I propose to take Questions Nos. 575 and 741 together.
The current high level of COVID-19 infection and the dominance of the significantly more transmissible Delta variant poses a very substantial threat, particularly to those who are not fully protected through vaccination. In addition, the impact of the new Omicron variant is still unknown. Public health advice remains that those who are not fully vaccinated should avoid congregated indoor settings for their own and others safety.
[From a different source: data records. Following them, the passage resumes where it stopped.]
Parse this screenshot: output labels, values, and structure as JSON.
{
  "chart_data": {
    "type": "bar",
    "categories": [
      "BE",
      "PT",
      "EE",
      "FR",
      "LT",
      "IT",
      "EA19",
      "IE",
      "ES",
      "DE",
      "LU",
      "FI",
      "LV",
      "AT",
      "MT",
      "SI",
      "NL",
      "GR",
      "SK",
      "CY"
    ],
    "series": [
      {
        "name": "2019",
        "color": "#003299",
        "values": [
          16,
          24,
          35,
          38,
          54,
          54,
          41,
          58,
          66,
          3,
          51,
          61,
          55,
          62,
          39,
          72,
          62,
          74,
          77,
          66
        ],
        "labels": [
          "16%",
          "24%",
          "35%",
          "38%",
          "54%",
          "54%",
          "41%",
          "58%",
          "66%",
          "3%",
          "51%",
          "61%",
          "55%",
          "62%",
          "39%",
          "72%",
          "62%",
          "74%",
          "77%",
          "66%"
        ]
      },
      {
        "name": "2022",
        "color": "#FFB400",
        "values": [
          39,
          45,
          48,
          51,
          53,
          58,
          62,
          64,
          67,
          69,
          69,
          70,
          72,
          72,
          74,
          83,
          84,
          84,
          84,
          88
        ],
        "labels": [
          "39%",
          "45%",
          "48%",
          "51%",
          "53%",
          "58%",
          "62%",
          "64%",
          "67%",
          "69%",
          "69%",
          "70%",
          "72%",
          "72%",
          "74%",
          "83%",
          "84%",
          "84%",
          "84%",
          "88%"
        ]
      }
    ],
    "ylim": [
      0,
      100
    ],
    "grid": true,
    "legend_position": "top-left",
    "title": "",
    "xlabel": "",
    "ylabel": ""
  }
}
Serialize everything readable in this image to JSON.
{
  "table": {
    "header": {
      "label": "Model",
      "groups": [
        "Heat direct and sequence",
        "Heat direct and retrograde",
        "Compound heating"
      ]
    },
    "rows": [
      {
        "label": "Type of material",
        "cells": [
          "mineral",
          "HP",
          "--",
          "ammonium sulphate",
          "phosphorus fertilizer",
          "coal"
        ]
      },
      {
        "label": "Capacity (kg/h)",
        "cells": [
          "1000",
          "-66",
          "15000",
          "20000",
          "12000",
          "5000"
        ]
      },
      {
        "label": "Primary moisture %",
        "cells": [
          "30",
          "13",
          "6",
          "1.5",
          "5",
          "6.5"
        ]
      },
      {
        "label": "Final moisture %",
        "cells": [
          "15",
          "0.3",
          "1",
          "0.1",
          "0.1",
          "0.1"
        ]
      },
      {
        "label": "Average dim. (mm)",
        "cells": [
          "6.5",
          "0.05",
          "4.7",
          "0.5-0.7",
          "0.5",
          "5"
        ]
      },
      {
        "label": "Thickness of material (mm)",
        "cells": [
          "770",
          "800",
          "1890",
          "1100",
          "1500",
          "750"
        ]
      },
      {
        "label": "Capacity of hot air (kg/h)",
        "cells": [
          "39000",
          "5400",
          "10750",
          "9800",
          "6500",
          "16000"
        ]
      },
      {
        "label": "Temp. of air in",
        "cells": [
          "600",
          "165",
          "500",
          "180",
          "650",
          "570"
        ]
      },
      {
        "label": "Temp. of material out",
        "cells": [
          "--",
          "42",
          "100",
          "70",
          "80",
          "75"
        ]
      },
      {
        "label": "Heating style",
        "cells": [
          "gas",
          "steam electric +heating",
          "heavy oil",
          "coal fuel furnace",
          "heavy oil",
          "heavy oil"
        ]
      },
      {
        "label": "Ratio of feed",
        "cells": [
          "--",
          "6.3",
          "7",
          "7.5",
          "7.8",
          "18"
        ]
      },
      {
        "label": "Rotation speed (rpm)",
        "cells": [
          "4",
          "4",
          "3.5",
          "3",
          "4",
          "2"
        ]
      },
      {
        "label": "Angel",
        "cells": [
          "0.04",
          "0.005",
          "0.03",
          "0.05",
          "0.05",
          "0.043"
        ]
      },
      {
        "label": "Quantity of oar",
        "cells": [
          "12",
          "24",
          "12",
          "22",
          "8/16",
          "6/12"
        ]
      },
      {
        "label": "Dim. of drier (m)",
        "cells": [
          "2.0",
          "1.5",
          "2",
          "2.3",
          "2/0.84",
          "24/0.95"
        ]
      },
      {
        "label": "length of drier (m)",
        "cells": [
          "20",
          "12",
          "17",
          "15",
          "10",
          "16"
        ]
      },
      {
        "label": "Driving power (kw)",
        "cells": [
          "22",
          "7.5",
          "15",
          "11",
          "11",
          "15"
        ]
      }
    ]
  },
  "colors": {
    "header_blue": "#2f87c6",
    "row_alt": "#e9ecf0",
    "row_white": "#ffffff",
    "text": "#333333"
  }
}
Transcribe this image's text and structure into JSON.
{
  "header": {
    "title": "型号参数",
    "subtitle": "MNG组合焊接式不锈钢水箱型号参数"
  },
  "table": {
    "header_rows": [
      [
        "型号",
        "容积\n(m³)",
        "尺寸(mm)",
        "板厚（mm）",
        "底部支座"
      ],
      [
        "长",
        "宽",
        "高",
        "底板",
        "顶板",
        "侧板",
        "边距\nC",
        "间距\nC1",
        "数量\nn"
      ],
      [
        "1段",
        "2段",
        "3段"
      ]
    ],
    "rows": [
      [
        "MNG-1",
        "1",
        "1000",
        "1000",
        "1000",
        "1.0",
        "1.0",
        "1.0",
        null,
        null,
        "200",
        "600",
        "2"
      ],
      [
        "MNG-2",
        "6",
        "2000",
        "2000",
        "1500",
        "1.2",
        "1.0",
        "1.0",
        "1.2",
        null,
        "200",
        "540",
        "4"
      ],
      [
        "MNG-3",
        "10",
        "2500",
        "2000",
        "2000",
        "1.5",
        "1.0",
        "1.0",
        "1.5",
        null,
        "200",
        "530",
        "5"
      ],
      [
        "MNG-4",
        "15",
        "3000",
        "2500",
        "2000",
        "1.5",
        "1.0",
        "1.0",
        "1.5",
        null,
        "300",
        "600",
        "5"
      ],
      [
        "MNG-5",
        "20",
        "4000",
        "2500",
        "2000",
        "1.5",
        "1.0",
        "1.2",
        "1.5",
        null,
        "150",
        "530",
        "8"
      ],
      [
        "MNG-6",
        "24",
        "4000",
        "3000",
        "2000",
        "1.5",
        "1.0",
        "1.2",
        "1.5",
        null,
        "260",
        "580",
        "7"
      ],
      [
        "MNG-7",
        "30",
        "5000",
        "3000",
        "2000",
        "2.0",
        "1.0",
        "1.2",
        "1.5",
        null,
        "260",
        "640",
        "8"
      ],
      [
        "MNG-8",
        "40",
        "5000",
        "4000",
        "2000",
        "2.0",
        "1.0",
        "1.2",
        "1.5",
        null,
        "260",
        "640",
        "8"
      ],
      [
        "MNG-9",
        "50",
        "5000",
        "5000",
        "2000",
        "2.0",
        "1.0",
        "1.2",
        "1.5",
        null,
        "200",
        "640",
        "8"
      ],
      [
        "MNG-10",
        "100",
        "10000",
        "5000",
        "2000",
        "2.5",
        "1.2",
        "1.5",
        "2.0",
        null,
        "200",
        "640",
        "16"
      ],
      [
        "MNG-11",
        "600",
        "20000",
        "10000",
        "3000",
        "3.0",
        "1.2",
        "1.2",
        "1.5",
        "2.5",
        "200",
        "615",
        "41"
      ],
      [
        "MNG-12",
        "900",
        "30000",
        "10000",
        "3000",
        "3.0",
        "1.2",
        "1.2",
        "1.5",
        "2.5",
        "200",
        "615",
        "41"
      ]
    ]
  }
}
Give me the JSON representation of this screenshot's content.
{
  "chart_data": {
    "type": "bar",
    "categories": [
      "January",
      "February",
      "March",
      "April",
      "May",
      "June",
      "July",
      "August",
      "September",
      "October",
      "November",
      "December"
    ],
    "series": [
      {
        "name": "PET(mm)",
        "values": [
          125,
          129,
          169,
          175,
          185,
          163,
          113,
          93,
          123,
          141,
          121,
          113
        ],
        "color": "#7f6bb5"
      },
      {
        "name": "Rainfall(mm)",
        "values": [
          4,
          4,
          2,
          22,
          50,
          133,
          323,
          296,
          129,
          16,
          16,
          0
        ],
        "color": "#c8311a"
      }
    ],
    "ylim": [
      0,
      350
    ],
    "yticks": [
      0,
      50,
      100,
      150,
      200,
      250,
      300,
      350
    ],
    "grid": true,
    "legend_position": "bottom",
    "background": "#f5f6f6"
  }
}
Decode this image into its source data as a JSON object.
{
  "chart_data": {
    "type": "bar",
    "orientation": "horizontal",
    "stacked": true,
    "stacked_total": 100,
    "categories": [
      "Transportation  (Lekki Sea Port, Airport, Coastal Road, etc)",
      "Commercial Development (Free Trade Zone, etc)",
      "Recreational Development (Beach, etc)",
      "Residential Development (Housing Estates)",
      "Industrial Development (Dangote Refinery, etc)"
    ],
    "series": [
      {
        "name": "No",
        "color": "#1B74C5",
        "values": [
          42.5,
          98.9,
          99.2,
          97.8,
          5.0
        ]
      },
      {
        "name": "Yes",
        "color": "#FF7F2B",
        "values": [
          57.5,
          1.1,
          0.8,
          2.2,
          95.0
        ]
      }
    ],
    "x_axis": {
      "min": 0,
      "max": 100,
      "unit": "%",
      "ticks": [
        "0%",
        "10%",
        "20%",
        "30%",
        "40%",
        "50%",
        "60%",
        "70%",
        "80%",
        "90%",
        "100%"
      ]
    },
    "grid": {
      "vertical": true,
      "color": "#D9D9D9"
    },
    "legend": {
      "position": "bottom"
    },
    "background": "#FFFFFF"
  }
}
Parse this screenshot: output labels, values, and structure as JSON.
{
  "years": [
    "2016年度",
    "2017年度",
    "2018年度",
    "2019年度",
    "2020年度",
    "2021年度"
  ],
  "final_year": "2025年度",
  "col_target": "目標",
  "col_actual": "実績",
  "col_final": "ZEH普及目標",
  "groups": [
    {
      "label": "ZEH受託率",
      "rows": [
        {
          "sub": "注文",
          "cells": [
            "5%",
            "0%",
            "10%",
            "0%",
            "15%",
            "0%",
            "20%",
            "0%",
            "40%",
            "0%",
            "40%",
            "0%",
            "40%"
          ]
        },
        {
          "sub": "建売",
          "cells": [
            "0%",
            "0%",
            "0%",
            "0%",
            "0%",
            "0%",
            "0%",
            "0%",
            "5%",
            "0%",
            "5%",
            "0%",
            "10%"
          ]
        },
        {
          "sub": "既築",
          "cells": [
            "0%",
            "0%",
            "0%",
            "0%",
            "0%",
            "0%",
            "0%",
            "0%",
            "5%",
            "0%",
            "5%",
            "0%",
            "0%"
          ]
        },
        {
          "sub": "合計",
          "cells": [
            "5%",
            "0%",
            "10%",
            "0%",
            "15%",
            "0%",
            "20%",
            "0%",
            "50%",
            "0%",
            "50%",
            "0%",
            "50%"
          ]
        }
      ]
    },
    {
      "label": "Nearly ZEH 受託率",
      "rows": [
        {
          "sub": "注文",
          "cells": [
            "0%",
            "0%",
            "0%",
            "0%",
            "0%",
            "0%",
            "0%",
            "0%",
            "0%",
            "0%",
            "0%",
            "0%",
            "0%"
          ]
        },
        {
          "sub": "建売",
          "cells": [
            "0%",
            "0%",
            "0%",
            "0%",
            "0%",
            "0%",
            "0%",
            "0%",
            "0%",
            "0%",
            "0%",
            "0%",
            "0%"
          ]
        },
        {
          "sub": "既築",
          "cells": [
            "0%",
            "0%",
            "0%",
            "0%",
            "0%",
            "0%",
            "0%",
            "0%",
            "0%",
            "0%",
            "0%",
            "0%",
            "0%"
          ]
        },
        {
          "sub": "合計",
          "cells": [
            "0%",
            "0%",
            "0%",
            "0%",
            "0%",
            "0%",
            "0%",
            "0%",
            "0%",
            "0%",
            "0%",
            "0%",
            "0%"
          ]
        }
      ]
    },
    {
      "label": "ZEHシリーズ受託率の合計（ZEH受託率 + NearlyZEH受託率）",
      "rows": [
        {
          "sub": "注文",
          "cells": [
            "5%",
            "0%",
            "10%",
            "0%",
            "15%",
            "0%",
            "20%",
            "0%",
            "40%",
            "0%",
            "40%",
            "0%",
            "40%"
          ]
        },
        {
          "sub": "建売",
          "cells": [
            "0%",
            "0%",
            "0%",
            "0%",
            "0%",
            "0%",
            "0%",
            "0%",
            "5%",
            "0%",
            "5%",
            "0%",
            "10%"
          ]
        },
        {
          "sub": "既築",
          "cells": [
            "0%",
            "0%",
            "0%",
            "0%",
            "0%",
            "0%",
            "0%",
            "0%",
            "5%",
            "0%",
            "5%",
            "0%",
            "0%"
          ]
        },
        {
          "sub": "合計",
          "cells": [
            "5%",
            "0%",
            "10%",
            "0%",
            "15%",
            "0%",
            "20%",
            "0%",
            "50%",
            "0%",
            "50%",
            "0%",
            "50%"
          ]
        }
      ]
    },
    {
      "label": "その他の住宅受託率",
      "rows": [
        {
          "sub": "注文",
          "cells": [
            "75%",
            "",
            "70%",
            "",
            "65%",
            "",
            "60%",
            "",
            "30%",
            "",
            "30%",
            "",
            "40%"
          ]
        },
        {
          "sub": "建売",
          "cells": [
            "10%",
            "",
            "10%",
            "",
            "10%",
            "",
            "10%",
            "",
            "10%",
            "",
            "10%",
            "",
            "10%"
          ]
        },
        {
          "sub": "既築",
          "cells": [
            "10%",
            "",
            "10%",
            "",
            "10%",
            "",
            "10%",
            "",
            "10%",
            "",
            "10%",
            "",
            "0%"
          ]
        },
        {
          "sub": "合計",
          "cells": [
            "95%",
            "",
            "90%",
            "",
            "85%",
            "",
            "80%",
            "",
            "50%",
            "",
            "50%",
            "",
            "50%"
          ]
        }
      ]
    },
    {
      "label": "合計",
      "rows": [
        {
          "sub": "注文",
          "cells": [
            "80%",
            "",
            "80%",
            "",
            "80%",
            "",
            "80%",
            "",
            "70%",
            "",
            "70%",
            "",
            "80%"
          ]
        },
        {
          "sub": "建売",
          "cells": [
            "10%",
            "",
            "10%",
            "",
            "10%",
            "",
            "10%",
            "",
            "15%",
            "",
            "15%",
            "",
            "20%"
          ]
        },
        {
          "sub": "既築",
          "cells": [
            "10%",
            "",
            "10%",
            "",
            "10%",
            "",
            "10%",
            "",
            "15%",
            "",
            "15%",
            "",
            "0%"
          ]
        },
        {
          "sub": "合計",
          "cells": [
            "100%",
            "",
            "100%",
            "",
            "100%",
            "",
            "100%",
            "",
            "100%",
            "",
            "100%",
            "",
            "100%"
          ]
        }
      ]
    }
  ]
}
The National Public Health Emergency Team gave some consideration to the issues arising for those people that cannot receive a COVID-19 vaccine for medical reasons as part of its discussions on the 18th October 2021 on the continuing response to COVID-19 and the extension of Covid Pass arrangements. The matter is being given further consideration.
The Deputies may wish to be aware that on 15 July, NIAC made a recommendation, which was endorsed by the Chief Medical Officer and accepted by the Minister for Health that while the preference was for homologous vaccination regimens (using the same vaccine as part of a two dose regime) that selective use of heterologous vaccination schedules (two different vaccines used as part of two dose regime) should be permitted where a second vaccine dose of a homologous regimen is contraindicated, irrespective of whether the first dose was an mRNA or adenoviral vector vaccine. NIAC in conjunction with the RCPI and the Irish Association of Allergy and Immunology have prepared a guide to aid vaccinators and other healthcare workers on how to advise allergic individuals in respect of receiving a COVID-19 vaccine, this guide is available here: rcpi-live-cdn.s3.amazonaws.com/wp-content/uploads/2021/08/FAQs-about-COVID19-Vaccines-and-Allergies_12August2021.pdf.